Мне хотелось узнать, долго ли еще добираться до хютте, приедет ли туда Уте и будем ли мы там есть курицу, а не только рыбу и ягоды. Несколько дней назад мы оставили арендованную машину на окраине какого-то городка и сели в поезд, который повез нас через поля, леса и длинные черные тоннели. Почти все, что я видела, было зеленым и голубым: трава, небо, деревья, реки. Я прижалась лбом к стеклу и перестала фокусировать взгляд. В поезде было жарко и душно. Каждый раз, когда я шевелилась, от сиденья поднимался запах пыли, как от пылесоса, когда Уте вдруг бралась за уборку. За всю поездку не произошло ничего примечательного, если не считать короткой остановки в городе с высокими трубами, из которых валил дым, и с рекламой сигарет на фабричных стенах. В вагоне появился человек в форме, что-то прокричал, кажется, по-немецки, и все стали рыться в сумках и карманах. Отец протянул ему наши паспорта и билеты.
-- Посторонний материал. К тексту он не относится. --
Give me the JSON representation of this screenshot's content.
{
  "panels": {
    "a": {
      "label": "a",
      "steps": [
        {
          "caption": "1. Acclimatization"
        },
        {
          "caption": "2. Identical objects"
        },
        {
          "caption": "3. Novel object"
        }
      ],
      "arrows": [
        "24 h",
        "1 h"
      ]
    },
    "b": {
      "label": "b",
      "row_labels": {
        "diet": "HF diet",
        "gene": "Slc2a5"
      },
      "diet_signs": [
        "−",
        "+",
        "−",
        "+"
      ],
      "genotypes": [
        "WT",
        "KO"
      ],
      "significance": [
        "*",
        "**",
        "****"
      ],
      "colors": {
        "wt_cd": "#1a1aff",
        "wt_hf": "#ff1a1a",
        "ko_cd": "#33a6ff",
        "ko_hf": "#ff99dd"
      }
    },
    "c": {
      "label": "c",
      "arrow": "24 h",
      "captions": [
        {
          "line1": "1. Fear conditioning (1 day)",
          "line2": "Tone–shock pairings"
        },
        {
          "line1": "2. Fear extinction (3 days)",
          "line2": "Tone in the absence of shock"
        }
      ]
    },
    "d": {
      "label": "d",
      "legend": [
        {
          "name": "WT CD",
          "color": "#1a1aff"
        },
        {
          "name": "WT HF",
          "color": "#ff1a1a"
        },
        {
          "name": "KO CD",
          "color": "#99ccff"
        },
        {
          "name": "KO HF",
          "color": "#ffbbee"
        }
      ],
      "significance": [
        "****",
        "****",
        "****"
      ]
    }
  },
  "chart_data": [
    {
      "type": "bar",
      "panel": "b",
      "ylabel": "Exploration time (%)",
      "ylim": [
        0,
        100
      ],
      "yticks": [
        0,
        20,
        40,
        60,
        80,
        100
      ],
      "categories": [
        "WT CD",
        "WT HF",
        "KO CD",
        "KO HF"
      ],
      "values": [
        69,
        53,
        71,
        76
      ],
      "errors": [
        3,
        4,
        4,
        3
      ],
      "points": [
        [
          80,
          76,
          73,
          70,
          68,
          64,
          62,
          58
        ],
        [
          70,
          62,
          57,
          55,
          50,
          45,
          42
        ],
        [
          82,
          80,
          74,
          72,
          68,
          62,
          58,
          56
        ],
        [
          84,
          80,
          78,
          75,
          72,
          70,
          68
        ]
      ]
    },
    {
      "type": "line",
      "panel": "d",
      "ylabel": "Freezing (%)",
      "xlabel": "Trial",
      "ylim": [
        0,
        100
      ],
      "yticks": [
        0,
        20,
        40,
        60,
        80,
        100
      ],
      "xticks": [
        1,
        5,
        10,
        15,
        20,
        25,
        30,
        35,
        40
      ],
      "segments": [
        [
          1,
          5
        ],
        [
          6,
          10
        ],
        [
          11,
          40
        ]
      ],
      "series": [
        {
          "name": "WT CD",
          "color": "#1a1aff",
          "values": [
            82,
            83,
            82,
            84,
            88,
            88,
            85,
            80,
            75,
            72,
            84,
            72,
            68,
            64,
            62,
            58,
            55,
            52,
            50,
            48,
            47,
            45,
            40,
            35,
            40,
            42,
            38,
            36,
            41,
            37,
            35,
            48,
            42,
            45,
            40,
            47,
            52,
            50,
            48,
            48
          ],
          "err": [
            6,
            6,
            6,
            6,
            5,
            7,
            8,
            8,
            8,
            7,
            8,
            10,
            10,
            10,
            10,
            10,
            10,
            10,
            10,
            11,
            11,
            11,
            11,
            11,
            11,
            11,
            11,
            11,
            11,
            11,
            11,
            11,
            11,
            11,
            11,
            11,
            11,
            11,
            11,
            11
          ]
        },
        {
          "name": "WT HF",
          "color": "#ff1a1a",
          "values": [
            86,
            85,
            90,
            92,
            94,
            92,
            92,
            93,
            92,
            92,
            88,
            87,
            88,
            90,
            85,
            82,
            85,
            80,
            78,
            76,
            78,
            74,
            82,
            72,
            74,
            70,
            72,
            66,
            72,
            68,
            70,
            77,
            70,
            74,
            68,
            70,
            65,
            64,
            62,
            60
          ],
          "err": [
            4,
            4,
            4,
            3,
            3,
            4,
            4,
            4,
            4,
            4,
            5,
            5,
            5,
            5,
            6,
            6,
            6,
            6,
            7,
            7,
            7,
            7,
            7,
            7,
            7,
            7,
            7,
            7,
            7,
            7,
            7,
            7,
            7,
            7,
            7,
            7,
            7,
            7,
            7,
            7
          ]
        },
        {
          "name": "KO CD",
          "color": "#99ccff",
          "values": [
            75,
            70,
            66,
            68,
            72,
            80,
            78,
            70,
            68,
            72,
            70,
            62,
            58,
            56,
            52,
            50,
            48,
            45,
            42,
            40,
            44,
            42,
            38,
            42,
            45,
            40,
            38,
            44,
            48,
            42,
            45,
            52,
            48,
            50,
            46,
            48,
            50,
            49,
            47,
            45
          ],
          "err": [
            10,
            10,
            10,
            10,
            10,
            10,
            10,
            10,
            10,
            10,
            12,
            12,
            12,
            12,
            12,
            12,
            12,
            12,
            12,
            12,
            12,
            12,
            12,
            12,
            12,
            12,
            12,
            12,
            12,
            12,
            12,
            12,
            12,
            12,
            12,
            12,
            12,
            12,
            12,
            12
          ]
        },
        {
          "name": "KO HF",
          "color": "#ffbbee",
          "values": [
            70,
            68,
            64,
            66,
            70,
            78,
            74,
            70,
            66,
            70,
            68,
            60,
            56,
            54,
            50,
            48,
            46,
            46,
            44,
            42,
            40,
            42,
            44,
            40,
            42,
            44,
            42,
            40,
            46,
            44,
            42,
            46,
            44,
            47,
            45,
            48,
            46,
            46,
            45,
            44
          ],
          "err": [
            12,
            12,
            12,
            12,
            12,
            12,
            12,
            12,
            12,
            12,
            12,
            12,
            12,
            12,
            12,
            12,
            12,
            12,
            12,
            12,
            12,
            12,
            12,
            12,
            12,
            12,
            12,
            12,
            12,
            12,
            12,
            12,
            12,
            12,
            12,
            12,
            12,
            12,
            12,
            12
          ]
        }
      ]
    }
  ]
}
Человек заглянул в документы, а затем впился в нас взглядом, так что я непонятно почему почувствовала себя виноватой. Отец посмотрел служащему в глаза и отвел взгляд. Подмигнув, он взъерошил мне волосы и улыбнулся человеку в форме, который вернул документы, не меняя безучастного выражения лица. Под вечер мы сошли в городке, сползающем вниз по холму. Часть домиков застряла на склоне, большинство сгрудилось у подножия, а некоторые едва успели остановиться на краю бурной извилистой реки. Мы разбили лагерь у воды и уснули под ее бормотание, а на следующее утро отец составил список необходимых покупок:
Хлеб
Рис
Сушеная фасоль
Соль
Сыр
Кофе
Пули
Чай
Спички
Сахар
Вино
Шпагат
Веревка
Шампунь
Мыло
Иголки и нитки
Зубная паста
Свечи
Нож
Когда все было куплено и вычеркнуто из списка, отец внезапно решил зайти в хозяйственный магазин, мимо которого мы проходили, – вдруг мы что-то забыли. Подойдя к прилавку, отец достал список, которого я раньше не видела. Мужчина в фартуке приносил то, на что указывал отец, и в конце концов перед нами появились садовая лопатка, множество пакетов с семенами и большой бумажный пакет старого, уже проросшего картофеля. Расплачиваясь, отец не смотрел в мою сторону.
– Что? – спросил он, когда мы вышли на улицу, хотя я молчала. – Это для Mutti.
– Она ненавидит садоводство, – ответила я.
– Уверен, мы сумеем ее переубедить.
И он снова, как в поезде, взъерошил мне волосы. Я отшатнулась: меня злила ложь, но я не понимала, где правда.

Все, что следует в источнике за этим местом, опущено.